Product overview
The token
We issue MiCA-compliant e-money tokens on the Base blockchain, offered to partners and holders across the EU. Each token is pegged 1:1 to a fiat currency, with separate contracts, reserves, and verification per currency. See Supported tokens for the current token registry.
Issuance is focused on trusted, onboarded partners — licensed CASPs and financial institutions that have passed our KYB process. Redemption is open to any holder at par, per Art. 49.
Why privacy matters
On a public blockchain, all balances and transfers are visible to everyone by default. For a financial institution, this is a problem — transaction amounts, counterparty relationships, and portfolio positions are sensitive data. Protecting this data is not a feature, it is the regulatory standard. Financial privacy is a baseline expectation under GDPR, banking secrecy laws, and established financial services practice.
Public tokens leak this data by design. Our tokens solve this.
How it works
Our tokens support two balance types:
Public balances — standard ERC-20 behavior, fully visible on-chain. Used where transparency is required or preferred.

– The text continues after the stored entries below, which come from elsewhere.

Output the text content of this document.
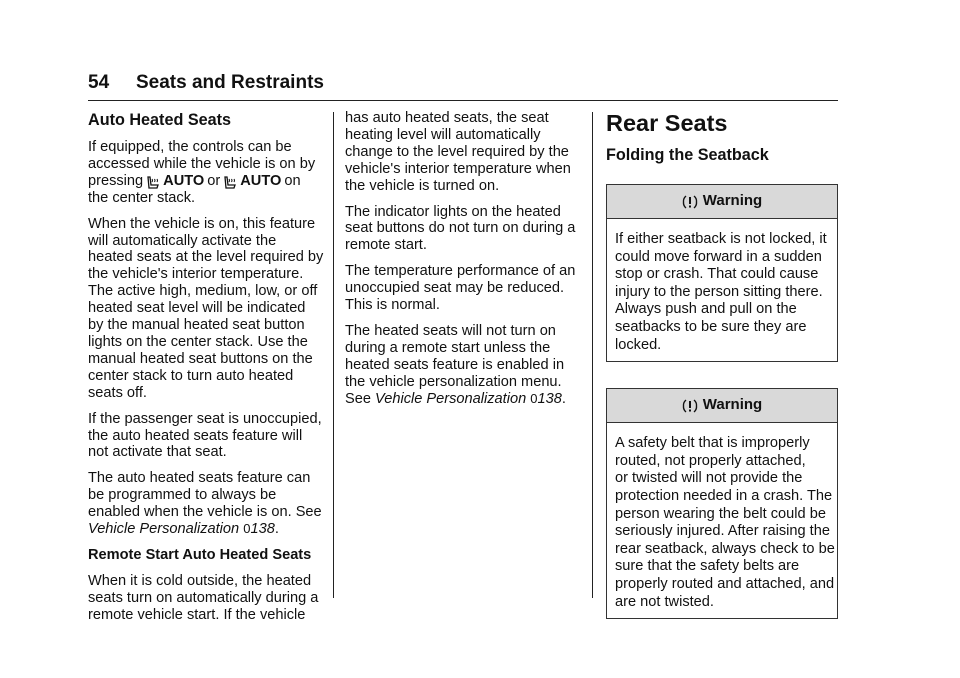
54 Seats and Restraints
Auto Heated Seats

If equipped, the controls can be
accessed while the vehicle is on by

pressing AUTO or AUTO on
the center stack.

When the vehicle is on, this feature
will automatically activate the
heated seats at the level required by
the vehicle's interior temperature.
The active high, medium, low, or off
heated seat level will be indicated
by the manual heated seat button
lights on the center stack. Use the
manual heated seat buttons on the
center stack to turn auto heated
seats off.

If the passenger seat is unoccupied,
the auto heated seats feature will
not activate that seat.

The auto heated seats feature can
be programmed to always be
enabled when the vehicle is on. See
Vehicle Personalization 0138.

Remote Start Auto Heated Seats

When it is cold outside, the heated
seats turn on automatically during a
remote vehicle start. If the vehicle

has auto heated seats, the seat
heating level will automatically
change to the level required by the
vehicle's interior temperature when
the vehicle is turned on.

The indicator lights on the heated
seat buttons do not turn on during a
remote start.

The temperature performance of an
unoccupied seat may be reduced.
This is normal.

The heated seats will not turn on
during a remote start unless the
heated seats feature is enabled in
the vehicle personalization menu.
See Vehicle Personalization 0138.

Rear Seats
Folding the Seatback
Warning

If either seatback is not locked, it

could move forward in a sudden

stop or crash. That could cause

injury to the person sitting there.

Always push and pull on the

seatbacks to be sure they are

locked.

Warning

A safety belt that is improperly

routed, not properly attached,

or twisted will not provide the

protection needed in a crash. The

person wearing the belt could be

seriously injured. After raising the

rear seatback, always check to be

sure that the safety belts are

properly routed and attached, and

are not twisted.
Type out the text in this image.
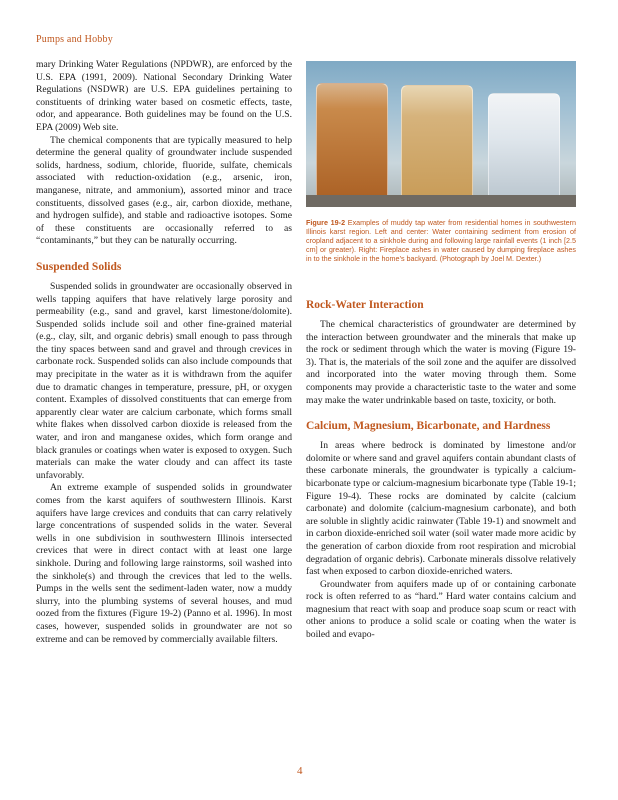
Pumps and Hobby

mary Drinking Water Regulations (NPDWR), are enforced by the U.S. EPA (1991, 2009). National Secondary Drinking Water Regulations (NSDWR) are U.S. EPA guidelines pertaining to constituents of drinking water based on cosmetic effects, taste, odor, and appearance. Both guidelines may be found on the U.S. EPA (2009) Web site.

The chemical components that are typically measured to help determine the general quality of groundwater include suspended solids, hardness, sodium, chloride, fluoride, sulfate, chemicals associated with reduction-oxidation (e.g., arsenic, iron, manganese, nitrate, and ammonium), assorted minor and trace constituents, dissolved gases (e.g., air, carbon dioxide, methane, and hydrogen sulfide), and stable and radioactive isotopes. Some of these constituents are occasionally referred to as “contaminants,” but they can be naturally occurring.

Suspended Solids

Suspended solids in groundwater are occasionally observed in wells tapping aquifers that have relatively large porosity and permeability (e.g., sand and gravel, karst limestone/dolomite). Suspended solids include soil and other fine-grained material (e.g., clay, silt, and organic debris) small enough to pass through the tiny spaces between sand and gravel and through crevices in carbonate rock. Suspended solids can also include compounds that may precipitate in the water as it is withdrawn from the aquifer due to dramatic changes in temperature, pressure, pH, or oxygen content. Examples of dissolved constituents that can emerge from apparently clear water are calcium carbonate, which forms small white flakes when dissolved carbon dioxide is released from the water, and iron and manganese oxides, which form orange and black granules or coatings when water is exposed to oxygen. Such materials can make the water cloudy and can affect its taste unfavorably.

An extreme example of suspended solids in groundwater comes from the karst aquifers of southwestern Illinois. Karst aquifers have large crevices and conduits that can carry relatively large concentrations of suspended solids in the water. Several wells in one subdivision in southwestern Illinois intersected crevices that were in direct contact with at least one large sinkhole. During and following large rainstorms, soil washed into the sinkhole(s) and through the crevices that led to the wells. Pumps in the wells sent the sediment-laden water, now a muddy slurry, into the plumbing systems of several houses, and mud oozed from the fixtures (Figure 19-2) (Panno et al. 1996). In most cases, however, suspended solids in groundwater are not so extreme and can be removed by commercially available filters.

Figure 19-2 Examples of muddy tap water from residential homes in southwestern Illinois karst region. Left and center: Water containing sediment from erosion of cropland adjacent to a sinkhole during and following large rainfall events (1 inch [2.5 cm] or greater). Right: Fireplace ashes in water caused by dumping fireplace ashes in to the sinkhole in the home’s backyard. (Photograph by Joel M. Dexter.)
Rock-Water Interaction

The chemical characteristics of groundwater are determined by the interaction between groundwater and the minerals that make up the rock or sediment through which the water is moving (Figure 19-3). That is, the materials of the soil zone and the aquifer are dissolved and incorporated into the water moving through them. Some components may provide a characteristic taste to the water and some may make the water undrinkable based on taste, toxicity, or both.

Calcium, Magnesium, Bicarbonate, and Hardness

In areas where bedrock is dominated by limestone and/or dolomite or where sand and gravel aquifers contain abundant clasts of these carbonate minerals, the groundwater is typically a calcium-bicarbonate type or calcium-magnesium bicarbonate type (Table 19-1; Figure 19-4). These rocks are dominated by calcite (calcium carbonate) and dolomite (calcium-magnesium carbonate), and both are soluble in slightly acidic rainwater (Table 19-1) and snowmelt and in carbon dioxide-enriched soil water (soil water made more acidic by the generation of carbon dioxide from root respiration and microbial degradation of organic debris). Carbonate minerals dissolve relatively fast when exposed to carbon dioxide-enriched waters.

Groundwater from aquifers made up of or containing carbonate rock is often referred to as “hard.” Hard water contains calcium and magnesium that react with soap and produce soap scum or react with other anions to produce a solid scale or coating when the water is boiled and evapo-

4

Encrypted balances — account balances and transfer amounts are encrypted on-chain. Only the holder and authorized parties can read actual values. All operations (transfers, mints, burns) are mathematically verified without revealing amounts.
Public and encrypted balances use separate addresses with different formats. Holders can move tokens between the two layers. The backoffice shows all data in plaintext regardless of the layer — decryption is handled transparently.
Staying compliant
Encrypted balances do not mean reduced regulatory control. We maintain full compliance capability through two mechanisms:
Freeze list. We can freeze any address on either layer — public or encrypted — blocking it from sending tokens. This covers law enforcement requests, sanctions obligations, stolen funds, and internal compliance flags. The Chainalysis sanctions oracle additionally blocks OFAC-sanctioned addresses automatically on every transfer.
Anonymity revoking. When a valid request requires it — regulatory inquiry, law enforcement order, court order, or internal compliance need — we can decrypt specific encrypted data. This requires quorum approval from a committee of independent external law firms. No single party can decrypt unilaterally. Decryption is scoped to what is requested; all unrelated data remains private.
Privacy by default. Full regulatory access when needed. Standard compliance workflows apply. For details on how both balance types work in practice, see Compliant privacy.